In the first of the series a report about the motoring organisations' current scare advertising (women in danger, lone breakdowns etc) was alert to the hidden agenda without ever sounding drearily puritanical. This week a piece from California about a novel sales technique for Saturn cars (one price, everything included, no haggling and the salesman keeps pictures of your kids in his wallet) was nicely spliced with a quick rundown on more conventional selling techniques. If you are offered very hot coffee in a car showroom, beware - it's a way of keeping you pinned down while the predator spins his web.

Omnibus's film 'The Performers - Goya' (BBC 1) was variously described as 'revised' and 'updated' in pre-publicity. It would be interesting to know exactly how, because it was impossible to tell from what you saw whether it had been touched at all since its first broadcast in 1972. Perhaps the phrases betrayed an uneasy conscience about serving up 22-year-old film to coincide with the opening of a new Goya exhibition in London, a decision which offers obvious economies of time and money in the short term but will not do much for the reputation of your series if it happens too often.

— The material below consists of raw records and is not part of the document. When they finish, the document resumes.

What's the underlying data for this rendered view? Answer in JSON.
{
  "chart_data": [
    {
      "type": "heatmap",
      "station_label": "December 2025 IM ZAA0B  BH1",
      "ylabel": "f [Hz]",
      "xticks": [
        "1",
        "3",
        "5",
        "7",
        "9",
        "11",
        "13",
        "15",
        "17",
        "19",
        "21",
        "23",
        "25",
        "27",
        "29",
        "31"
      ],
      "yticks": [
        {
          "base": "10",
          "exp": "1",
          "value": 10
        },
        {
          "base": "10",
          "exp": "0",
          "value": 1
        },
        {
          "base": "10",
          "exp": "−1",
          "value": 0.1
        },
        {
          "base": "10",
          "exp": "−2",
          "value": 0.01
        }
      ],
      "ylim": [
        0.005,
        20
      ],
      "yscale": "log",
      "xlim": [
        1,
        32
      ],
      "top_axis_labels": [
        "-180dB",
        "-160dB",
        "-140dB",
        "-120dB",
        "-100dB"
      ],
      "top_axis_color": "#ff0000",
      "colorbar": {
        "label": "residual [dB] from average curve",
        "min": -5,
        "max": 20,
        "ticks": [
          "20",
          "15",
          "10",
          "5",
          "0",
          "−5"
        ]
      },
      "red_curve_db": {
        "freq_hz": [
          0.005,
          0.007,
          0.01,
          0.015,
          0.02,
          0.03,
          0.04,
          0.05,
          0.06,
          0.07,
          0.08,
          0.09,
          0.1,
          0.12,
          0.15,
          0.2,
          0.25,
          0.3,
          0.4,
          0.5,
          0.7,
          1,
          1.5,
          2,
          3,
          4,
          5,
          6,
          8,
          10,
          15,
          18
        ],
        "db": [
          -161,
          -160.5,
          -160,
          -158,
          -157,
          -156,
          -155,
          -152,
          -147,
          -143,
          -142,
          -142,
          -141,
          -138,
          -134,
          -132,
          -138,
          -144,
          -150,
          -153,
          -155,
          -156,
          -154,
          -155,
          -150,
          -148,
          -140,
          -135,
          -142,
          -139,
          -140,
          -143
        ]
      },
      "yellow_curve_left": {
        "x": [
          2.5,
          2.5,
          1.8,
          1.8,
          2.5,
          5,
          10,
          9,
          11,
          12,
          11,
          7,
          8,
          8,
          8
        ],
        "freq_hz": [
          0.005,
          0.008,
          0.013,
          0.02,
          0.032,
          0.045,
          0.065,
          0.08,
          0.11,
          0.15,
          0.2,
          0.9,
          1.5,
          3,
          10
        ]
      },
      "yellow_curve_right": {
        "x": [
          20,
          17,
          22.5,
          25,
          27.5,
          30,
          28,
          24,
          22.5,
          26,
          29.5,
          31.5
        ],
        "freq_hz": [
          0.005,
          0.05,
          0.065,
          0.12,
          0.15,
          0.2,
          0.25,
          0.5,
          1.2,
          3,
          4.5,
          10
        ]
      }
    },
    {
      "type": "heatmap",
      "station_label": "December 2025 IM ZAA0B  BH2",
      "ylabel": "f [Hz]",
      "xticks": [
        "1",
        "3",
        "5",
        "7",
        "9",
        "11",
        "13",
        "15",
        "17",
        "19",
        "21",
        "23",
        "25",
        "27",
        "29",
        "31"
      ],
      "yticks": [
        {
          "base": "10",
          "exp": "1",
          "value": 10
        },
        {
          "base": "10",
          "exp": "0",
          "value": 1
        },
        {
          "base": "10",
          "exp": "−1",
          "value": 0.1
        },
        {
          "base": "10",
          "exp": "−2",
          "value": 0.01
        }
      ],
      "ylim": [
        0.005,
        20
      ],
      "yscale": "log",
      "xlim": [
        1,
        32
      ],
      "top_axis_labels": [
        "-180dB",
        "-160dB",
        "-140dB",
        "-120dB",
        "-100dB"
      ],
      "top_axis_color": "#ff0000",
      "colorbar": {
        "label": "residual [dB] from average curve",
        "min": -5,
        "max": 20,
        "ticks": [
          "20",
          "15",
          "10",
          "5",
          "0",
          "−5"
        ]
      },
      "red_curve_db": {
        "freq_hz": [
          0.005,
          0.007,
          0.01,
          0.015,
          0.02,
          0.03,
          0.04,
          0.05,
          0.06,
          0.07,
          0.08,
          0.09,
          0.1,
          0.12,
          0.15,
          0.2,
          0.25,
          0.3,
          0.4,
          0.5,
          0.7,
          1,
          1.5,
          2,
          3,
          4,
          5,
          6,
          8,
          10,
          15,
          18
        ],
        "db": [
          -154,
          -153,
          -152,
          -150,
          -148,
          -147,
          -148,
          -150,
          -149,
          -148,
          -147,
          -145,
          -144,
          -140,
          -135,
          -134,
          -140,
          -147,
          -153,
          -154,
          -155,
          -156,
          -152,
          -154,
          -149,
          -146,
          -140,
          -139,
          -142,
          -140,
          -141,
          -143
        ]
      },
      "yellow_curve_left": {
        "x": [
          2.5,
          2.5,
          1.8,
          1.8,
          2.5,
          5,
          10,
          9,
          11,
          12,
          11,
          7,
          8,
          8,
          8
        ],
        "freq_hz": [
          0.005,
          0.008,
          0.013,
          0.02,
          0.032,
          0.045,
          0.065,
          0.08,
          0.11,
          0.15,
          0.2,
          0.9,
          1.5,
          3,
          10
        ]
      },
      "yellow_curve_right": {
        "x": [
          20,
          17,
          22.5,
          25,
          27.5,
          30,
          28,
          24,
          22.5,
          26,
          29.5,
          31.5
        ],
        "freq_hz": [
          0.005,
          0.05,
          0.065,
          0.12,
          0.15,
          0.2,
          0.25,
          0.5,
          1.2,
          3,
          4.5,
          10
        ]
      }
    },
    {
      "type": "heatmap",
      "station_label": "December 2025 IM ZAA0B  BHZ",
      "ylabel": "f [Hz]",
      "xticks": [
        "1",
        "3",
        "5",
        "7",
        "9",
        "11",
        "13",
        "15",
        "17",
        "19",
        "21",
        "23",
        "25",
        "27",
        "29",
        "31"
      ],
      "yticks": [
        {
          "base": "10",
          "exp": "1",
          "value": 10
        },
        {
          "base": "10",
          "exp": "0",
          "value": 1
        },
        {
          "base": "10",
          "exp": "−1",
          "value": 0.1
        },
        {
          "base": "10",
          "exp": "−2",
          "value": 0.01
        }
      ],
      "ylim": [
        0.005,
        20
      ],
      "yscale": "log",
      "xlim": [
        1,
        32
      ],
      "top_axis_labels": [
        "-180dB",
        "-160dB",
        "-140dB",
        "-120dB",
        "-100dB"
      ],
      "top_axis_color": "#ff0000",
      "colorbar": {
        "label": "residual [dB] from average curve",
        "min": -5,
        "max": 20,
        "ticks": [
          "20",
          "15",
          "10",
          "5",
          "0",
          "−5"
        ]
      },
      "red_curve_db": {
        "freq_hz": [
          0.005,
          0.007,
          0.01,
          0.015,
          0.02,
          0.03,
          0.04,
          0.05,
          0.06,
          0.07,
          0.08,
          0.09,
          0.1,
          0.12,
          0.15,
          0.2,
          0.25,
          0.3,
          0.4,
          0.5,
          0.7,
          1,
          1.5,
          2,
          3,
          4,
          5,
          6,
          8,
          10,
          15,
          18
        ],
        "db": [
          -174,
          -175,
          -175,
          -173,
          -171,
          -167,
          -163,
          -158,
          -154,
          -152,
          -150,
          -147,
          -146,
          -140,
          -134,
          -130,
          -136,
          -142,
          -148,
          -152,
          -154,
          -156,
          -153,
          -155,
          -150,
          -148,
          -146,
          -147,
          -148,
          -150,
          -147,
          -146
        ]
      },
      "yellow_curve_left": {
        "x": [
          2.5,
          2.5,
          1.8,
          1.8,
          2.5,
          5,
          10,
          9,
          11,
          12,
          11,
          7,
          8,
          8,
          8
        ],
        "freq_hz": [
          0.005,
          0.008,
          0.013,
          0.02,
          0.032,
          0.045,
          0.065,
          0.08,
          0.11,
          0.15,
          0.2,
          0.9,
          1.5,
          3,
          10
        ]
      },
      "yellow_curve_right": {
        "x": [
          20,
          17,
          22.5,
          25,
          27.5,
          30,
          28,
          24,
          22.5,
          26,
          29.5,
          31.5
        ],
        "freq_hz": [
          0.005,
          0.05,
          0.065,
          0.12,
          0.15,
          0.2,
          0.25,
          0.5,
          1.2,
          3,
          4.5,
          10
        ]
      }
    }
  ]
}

And perhaps, too, we are talking 'vintage' rather than 'past its sell-by date'. In fact Leslie Megahey's film had aged well, apart from some of that frantic rostrum camerawork which marks the films of the time (if the painting shows a girl on a swing she will lurch giddily from one side of the screen to the other). And after last week's hagiographic home movie about Vikram Seth it was a relief to be confronted with a sharp, questioning intelligence, even if it was mostly in the paintings you were shown.

It was a reminder, too, of the way that the ambitions of arts programmes used to be subservient to their subject matter - increasingly rare these days. Megahey's stylistic inventions, in particular a chain of overlapping images which linked Goya's life to his work, emerged from close attention to the paintings rather than a close attention to the director's career. There were some Seventies touches (snakes and naked nipples) but when necessary it was as plain as a lantern-lecture. It was unembarrassed about educating you and it made you wonder what they will repeat when Goya next comes to town.